Argentina still pissed off at Britain’s sovereignty over the Falklands

Argentina has launched a fresh diplomatic attack on Britain over the Falkland Islands, questioning whether the UK should keep its seat on the United Nations Security Council.

Jorge Arguello, its ambassador to the UN, said Britain should no longer be guaranteed a place on the Security Council because of ‘having won a war 60 years ago’.

A close ally of the Argentine president Cristina Kirchner, he was reacting angrily to comments made by David Cameron who said in his Christmas message, ‘We have no doubts whatsoever about the United Kingdom’s sovereignty over the Falkland Islands.’

He said the Commander of the British forces in the region ‘will have the right range of potent assets to defend the Islands, and reinforce quickly if necessary’.

Mr Arguello responded, ‘The time is coming when the international community may ask itself whether having won a war 60 years ago is sufficient to ensure a place on the Security Council in the 21st Century.’

He claimed that the current islanders on the Falklands were ‘implanted after the Argentine population that lived there was removed by military force’.

President Kirchner has pledged an ‘eternal fight’ for the islands, which Argentina invaded in 1982 before being defeated by a British force sent by Margaret Thatcher.

The comments from Buenos Aires were condemned last night as ‘provocative and unacceptable’ by Tory MP Andrew Rossindell, a member of the Commons foreign affairs select committee.

He said, ‘Britain’s contribution to world freedom by protecting countries which have been invaded, both in the Second World War and in 1982, is exemplary.

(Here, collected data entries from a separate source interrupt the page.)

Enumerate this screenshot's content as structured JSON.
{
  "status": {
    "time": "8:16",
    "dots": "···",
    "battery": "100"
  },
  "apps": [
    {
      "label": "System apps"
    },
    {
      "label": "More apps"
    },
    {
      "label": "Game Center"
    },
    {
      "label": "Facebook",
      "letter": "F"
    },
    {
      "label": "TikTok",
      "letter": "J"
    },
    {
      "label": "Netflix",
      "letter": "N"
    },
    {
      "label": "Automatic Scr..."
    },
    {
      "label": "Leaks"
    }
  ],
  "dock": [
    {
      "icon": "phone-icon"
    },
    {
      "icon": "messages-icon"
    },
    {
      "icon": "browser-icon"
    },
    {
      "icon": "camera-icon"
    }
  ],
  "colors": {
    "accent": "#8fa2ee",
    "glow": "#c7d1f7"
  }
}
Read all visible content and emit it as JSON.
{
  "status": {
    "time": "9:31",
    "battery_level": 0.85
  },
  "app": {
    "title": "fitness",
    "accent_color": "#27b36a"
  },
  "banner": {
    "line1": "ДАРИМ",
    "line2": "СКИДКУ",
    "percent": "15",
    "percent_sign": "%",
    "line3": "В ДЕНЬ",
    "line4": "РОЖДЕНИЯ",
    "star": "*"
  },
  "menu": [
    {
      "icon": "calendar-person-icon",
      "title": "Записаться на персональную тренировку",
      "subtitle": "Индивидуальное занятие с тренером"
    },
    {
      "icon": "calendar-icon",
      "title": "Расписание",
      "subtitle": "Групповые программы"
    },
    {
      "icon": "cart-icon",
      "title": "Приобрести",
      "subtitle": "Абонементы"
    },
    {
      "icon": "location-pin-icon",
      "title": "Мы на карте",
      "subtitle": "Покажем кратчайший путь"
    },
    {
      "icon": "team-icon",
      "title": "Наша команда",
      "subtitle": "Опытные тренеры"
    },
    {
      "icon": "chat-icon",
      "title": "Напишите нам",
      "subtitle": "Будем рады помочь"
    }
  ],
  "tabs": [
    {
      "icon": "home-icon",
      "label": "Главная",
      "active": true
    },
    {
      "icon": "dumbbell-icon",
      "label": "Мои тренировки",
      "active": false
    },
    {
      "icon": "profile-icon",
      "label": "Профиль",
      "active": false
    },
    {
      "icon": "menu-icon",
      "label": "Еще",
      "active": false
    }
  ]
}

I am not sure Argentina can claim to have such a record, in fact quite the opposite.’

Simon Weston, patron of the Falklands Veterans Foundation, said, ‘Mr Cameron is bang on the money to say sovereignty is a discussion for the islanders. They have the right to self-determination.’

There is a permanent British military presence on the islands, with 1,076 troops and four ships stationed in the region.